There are some keywords that you can use in commands, the input, or system prompt.


((name_user))

Name of the user.


((name_ai))

Name of the AI.


((date))

Current date.


((now))

Current unix time in seconds.


((name))

Name of the current tab.


((noun))

Random noun.


%@sometext%@

This is a special syntax to create uselinks.

These are used to prompt directly on click.


Tips

Right clicking inputs like model and input show recently used items.

Middle clicking items in these lists delete them from the list.

There are 3 scrollable panels at the top, which can be scrolled by clicking the arrows on the sides or by using the mousewheel.

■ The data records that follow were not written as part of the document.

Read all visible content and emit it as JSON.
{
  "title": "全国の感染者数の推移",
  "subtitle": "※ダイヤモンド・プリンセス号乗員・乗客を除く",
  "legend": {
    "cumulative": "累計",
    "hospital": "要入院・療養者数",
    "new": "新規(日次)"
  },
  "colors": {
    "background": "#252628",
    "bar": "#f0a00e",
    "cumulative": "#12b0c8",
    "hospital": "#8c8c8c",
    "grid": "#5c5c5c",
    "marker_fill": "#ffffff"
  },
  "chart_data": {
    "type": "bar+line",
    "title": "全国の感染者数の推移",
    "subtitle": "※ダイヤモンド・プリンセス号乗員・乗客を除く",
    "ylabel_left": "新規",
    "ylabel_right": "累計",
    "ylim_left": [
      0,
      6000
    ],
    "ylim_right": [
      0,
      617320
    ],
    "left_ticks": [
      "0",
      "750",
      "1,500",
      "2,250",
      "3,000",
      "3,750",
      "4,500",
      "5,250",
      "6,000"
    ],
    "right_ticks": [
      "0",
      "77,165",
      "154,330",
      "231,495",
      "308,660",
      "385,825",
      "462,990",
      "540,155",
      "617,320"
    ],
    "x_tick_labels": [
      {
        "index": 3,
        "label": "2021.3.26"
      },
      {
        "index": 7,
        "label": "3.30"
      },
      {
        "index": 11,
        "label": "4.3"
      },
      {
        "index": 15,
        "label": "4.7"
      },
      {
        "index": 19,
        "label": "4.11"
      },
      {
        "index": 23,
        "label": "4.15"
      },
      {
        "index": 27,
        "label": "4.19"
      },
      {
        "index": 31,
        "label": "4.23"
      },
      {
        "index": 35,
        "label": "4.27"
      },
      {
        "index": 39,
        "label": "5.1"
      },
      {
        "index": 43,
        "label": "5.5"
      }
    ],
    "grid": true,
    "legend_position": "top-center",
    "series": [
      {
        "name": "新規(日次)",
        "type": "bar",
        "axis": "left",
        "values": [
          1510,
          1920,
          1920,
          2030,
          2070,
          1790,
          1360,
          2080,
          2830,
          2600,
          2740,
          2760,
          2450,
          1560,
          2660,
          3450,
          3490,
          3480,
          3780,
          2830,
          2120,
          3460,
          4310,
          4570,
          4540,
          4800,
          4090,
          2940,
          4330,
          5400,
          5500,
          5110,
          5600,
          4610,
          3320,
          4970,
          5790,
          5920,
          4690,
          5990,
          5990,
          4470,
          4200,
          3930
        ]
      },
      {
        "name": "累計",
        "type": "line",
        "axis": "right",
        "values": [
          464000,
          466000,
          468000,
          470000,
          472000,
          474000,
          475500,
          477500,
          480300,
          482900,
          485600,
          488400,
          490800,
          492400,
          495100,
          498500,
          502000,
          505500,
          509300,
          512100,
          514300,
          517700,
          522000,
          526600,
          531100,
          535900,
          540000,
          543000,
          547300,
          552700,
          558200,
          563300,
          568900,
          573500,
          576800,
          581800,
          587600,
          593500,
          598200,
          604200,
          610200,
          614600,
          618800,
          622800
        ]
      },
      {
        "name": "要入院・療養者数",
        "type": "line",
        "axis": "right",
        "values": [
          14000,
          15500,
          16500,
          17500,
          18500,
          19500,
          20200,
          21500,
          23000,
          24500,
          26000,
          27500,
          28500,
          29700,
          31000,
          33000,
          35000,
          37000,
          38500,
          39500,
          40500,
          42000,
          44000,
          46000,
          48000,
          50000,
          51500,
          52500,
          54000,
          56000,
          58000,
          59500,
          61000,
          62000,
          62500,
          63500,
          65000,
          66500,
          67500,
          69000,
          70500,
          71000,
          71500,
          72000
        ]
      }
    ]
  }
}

Middle clicking the panel arrows scrolls instantly to that side.

There are /like and /dislike commands.

Not all available configs are displayed in the interface. Check config.py to see what you can manually configure with the /config command.


Search

This is a tool that when enabled allows the AI to use their search engine to find information.

This might not work on all models.


Memory

This is a tool that allows the AI to read and write files to store information.

Right now only Claude supports this.

The AI might need to be instructed directly to use this tool.


Next

Save prompts for later with /next some prompt.

For when you have an idea but you can't use it right now because it would interrupt an operation.

/next what is the speed of a falcon?

Then when you are ready to use it just do /next.

The input is then filled with the prompt.

Any amount of items can be saved at once.

They get removed when used.


Browser

There's a custom-made file picker to browse and pick files and dirs.

It allows keyboard shortcuts like Backspace, Arrows, typeahead, Enter.